Wednesday, August 8, 2012

White Dwarf Wednesday #27

White Dwarf #27 starts of with another great sci-fi cover.  Or rather a pulp-age inspired one. The other thing that jumped out at me (other than the transparent space suit the woman has on) is that the month/year is missing from the front cover. But those keeping track this is October/November 1981.

Ian Livinstone lets us know why, White Dwarf is going Monthly in 1982.  They also got some new, larger offices.  WD is hitting it's next big phase of growth along with the rest of the hobby.  Many would claim this period marks the end of the Golden Age, but I have a hard time with that because the popularity and growth never has been, and arguably never will be again, as high as this time.

Roger Musson is back with Part 3 of the Dungeon Architect.  This time he talks about the Populated Dungeon.  This delves into what some other Bloggers have referred to as Gygax Naturalism. Or how do these life forms get to where they are and survive there?  Steady diet of 1st levels?  If you are working out a dungeon crawl then these are good articles to find.  I guess in a way this is also a sign of the "end of the golden age".  The GA did care about dungeon ecology or why things were there, they just were.  The later Silver Age (or even, the Dragonlance Age) dungeons had a reason for being and the monsters there did something other than wait around to be killed.

Robert McMahon takes us to a new career option in Traveller, the Imperial Secret Service.

Open Box has some reviews for us.  Deluxe Edition Traveller is out, combining previous books plus Book 0, a map and 2d6s. I notice this is also one of the first uses of "role-playing game" used other than an academic or editorial context as opposed to SF/F game. I still have not seen RPG used yet.  Back on track, Andy Slack gives it 10/10 for newcomers, but 4/10 for old hands since there is not much that is new.
Chaosium has a new Runequest supplement/adventure Griffin Mountain. Actually it is more of a campaign at 200+ pages.  It gets a solid 9/10 from Murray White.  Star Fleet battles from Task Force Games is up next. I always wanted to try this game out and I know it has it's legions of fans, but it never happened.  The review is solid and John Lambshead gives it 8/10 citing it might be a bit complex for new players.  A bunch of Traveller books are up next, IIS Ship files (10/10), Traders and Gunboats (9/10) and Asteroid (8/10).  It was a great time to be a Traveller fan.

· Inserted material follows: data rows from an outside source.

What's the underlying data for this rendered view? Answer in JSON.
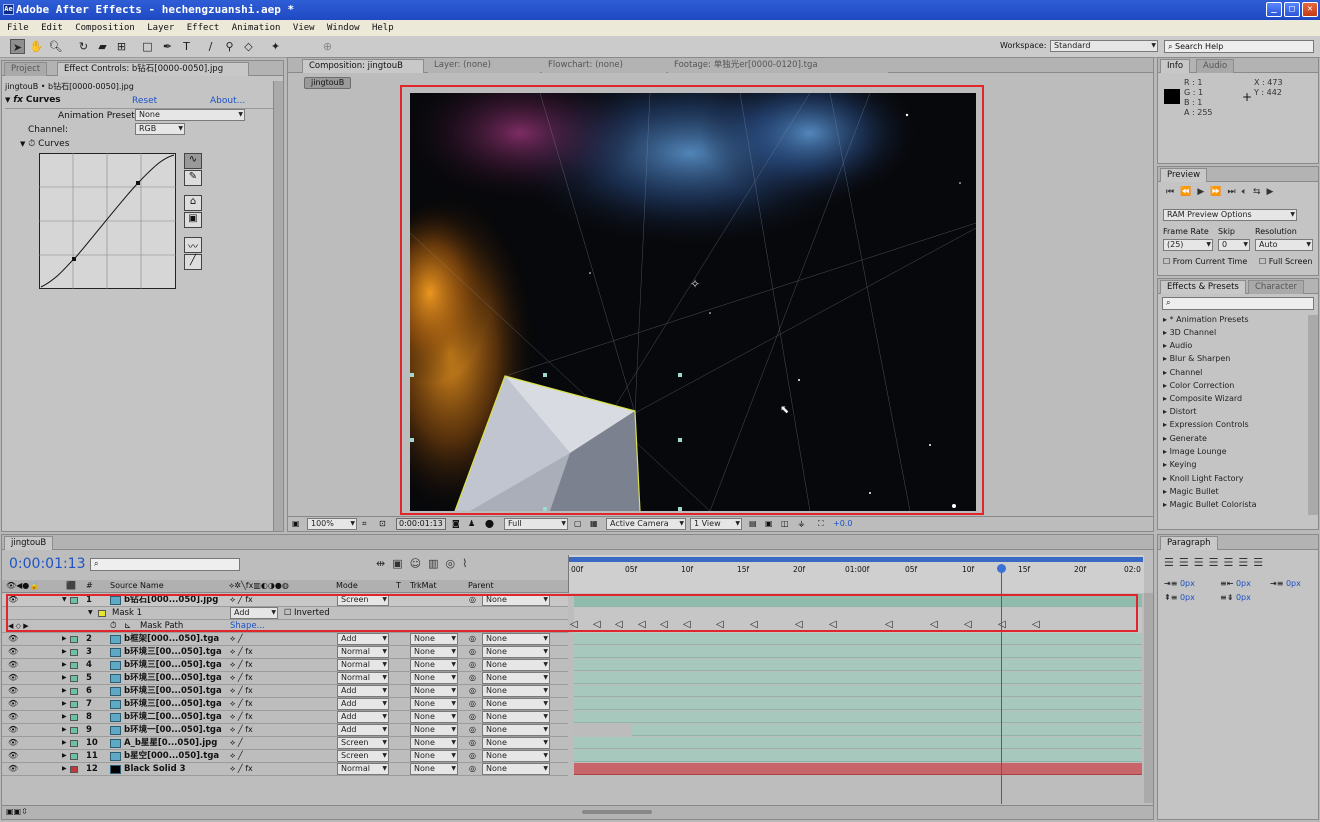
{
  "window": {
    "title": "Adobe After Effects - hechengzuanshi.aep *",
    "app_icon": "Ae"
  },
  "menu": [
    "File",
    "Edit",
    "Composition",
    "Layer",
    "Effect",
    "Animation",
    "View",
    "Window",
    "Help"
  ],
  "workspace": {
    "label": "Workspace:",
    "value": "Standard"
  },
  "search_help": "Search Help",
  "project_panel": {
    "tabs": [
      "Project",
      "Effect Controls: b钻石[0000-0050].jpg"
    ],
    "path": "jingtouB • b钻石[0000-0050].jpg",
    "effect": {
      "name": "Curves",
      "reset": "Reset",
      "about": "About...",
      "animation_presets_label": "Animation Presets:",
      "animation_presets_value": "None",
      "channel_label": "Channel:",
      "channel_value": "RGB",
      "curves_label": "Curves"
    }
  },
  "comp_panel": {
    "tabs": [
      "Composition: jingtouB",
      "Layer: (none)",
      "Flowchart: (none)",
      "Footage: 单独光er[0000-0120].tga"
    ],
    "crumb": "jingtouB",
    "footer": {
      "zoom": "100%",
      "time": "0:00:01:13",
      "resolution": "Full",
      "camera": "Active Camera",
      "views": "1 View",
      "exposure": "+0.0"
    }
  },
  "info_panel": {
    "tabs": [
      "Info",
      "Audio"
    ],
    "r": "R : 1",
    "g": "G : 1",
    "b": "B : 1",
    "a": "A : 255",
    "x": "X : 473",
    "y": "Y : 442"
  },
  "preview_panel": {
    "tabs": [
      "Preview"
    ],
    "ram": "RAM Preview Options",
    "frame_rate_label": "Frame Rate",
    "skip_label": "Skip",
    "resolution_label": "Resolution",
    "frame_rate": "(25)",
    "skip": "0",
    "resolution": "Auto",
    "from_current": "From Current Time",
    "full_screen": "Full Screen"
  },
  "effects_panel": {
    "tabs": [
      "Effects & Presets",
      "Character"
    ],
    "items": [
      "* Animation Presets",
      "3D Channel",
      "Audio",
      "Blur & Sharpen",
      "Channel",
      "Color Correction",
      "Composite Wizard",
      "Distort",
      "Expression Controls",
      "Generate",
      "Image Lounge",
      "Keying",
      "Knoll Light Factory",
      "Magic Bullet",
      "Magic Bullet Colorista"
    ]
  },
  "paragraph_panel": {
    "tabs": [
      "Paragraph"
    ],
    "indent1": "0px",
    "indent2": "0px",
    "indent3": "0px",
    "space1": "0px",
    "space2": "0px"
  },
  "timeline": {
    "tab": "jingtouB",
    "timecode": "0:00:01:13",
    "headers": {
      "source": "Source Name",
      "mode": "Mode",
      "t": "T",
      "trkmat": "TrkMat",
      "parent": "Parent"
    },
    "ruler": [
      "00f",
      "05f",
      "10f",
      "15f",
      "20f",
      "01:00f",
      "05f",
      "10f",
      "15f",
      "20f",
      "02:0"
    ],
    "mask": {
      "name": "Mask 1",
      "mode": "Add",
      "inverted": "Inverted",
      "path": "Mask Path",
      "shape": "Shape..."
    },
    "layers": [
      {
        "num": "1",
        "name": "b钻石[000...050].jpg",
        "mode": "Screen",
        "trk": "",
        "parent": "None",
        "color": "#6ac1a8"
      },
      {
        "num": "2",
        "name": "b框架[000...050].tga",
        "mode": "Add",
        "trk": "None",
        "parent": "None",
        "color": "#6ac1a8"
      },
      {
        "num": "3",
        "name": "b环境三[00...050].tga",
        "mode": "Normal",
        "trk": "None",
        "parent": "None",
        "color": "#6ac1a8"
      },
      {
        "num": "4",
        "name": "b环境三[00...050].tga",
        "mode": "Normal",
        "trk": "None",
        "parent": "None",
        "color": "#6ac1a8"
      },
      {
        "num": "5",
        "name": "b环境三[00...050].tga",
        "mode": "Normal",
        "trk": "None",
        "parent": "None",
        "color": "#6ac1a8"
      },
      {
        "num": "6",
        "name": "b环境三[00...050].tga",
        "mode": "Add",
        "trk": "None",
        "parent": "None",
        "color": "#6ac1a8"
      },
      {
        "num": "7",
        "name": "b环境三[00...050].tga",
        "mode": "Add",
        "trk": "None",
        "parent": "None",
        "color": "#6ac1a8"
      },
      {
        "num": "8",
        "name": "b环境二[00...050].tga",
        "mode": "Add",
        "trk": "None",
        "parent": "None",
        "color": "#6ac1a8"
      },
      {
        "num": "9",
        "name": "b环境一[00...050].tga",
        "mode": "Add",
        "trk": "None",
        "parent": "None",
        "color": "#6ac1a8"
      },
      {
        "num": "10",
        "name": "A_b星星[0...050].jpg",
        "mode": "Screen",
        "trk": "None",
        "parent": "None",
        "color": "#6ac1a8"
      },
      {
        "num": "11",
        "name": "b星空[000...050].tga",
        "mode": "Screen",
        "trk": "None",
        "parent": "None",
        "color": "#6ac1a8"
      },
      {
        "num": "12",
        "name": "Black Solid 3",
        "mode": "Normal",
        "trk": "None",
        "parent": "None",
        "color": "#c0393b"
      }
    ]
  }
}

Lew Pulsipher is back with Part 5 of his An Introduction to Dungeons & Dragons. This time talking about characterisation and alignment.  Ahh, more evidence the Golden Age is nearly over if we are talking about characters. I am joking. (well, only a little). The interesting idea here is that Alignment should have an effect on role-playing your character and thus you get experience rewards accordingly.  So not an in-game mechanic, but a meta-gaming concept.

The Dungeon at the End of the Universe continues where Issue 26's The DM's Guide to the Galaxy left off. Marcus Rowland continues the D&D in space concept to combat, magic and equipment.  Though I have my doubts that a quasi-Dark Ages metalsmith can make air-tight armor.

Letters are up next.

A mini adventure for AD&D is next, Hell's Portal, fir 7-9 characters of 4th level. Fairly straightforward adventure.  I did notice that HP was constantly referred to as HTK which was common in many non-sanction D&D products.

Star Base has an article on putting Traveller weapon information on  index cards for quick reference.  Even then people were trying integrate cards and RPGs.

In what I believe is a White Dwarf first we have a female author of an article!  Penelope Hill gives us the Summoner class in Character Conjuring.  Summoners are a sub-class of Magic-User that summon monsters to do their bidding.  It looks solid, but the proof is in the playing as it were.

Fiend Factory is back with the "near misses" of the Fiend Folio.  These are the ones that didn't make it (and yet the Flumph did...) We have the Spikehead (an ape with a spike on it's head) and the Wirrn (large maggots) I suspect the Wirrn didn't make it due to a similar creature with a similar name in Doctor Who. The Greenman (a creature with green skin and four arms) and the White Ape (ape with four arms) both have their origin in the ERB's Mars books.  The last one, the Cold Beast, is something like a Lamasu or Shedu without wings and lives in a cold area.  Well that and it eats people.

Treasure chest has a bunch of new spells.

We end with a bunch of ads. The last page has the official AD&D miniatures page with the first time I recall seeing the new "man in the moon" TSR logo.

I see this issue as still a transition issue.  Obviously White Dwarf is deeply in love with D&D still, but the Traveller content is now about equal to it.  Runequest, which was always strong, gets mentioned still, but not as much.

Looking forward to 1982 and more changes!

1 comment:

Simon Giles said...

Hell's Portal isn't the most exciting of scenarios, but I did like the fact that the BBEG is a grell mad scientist.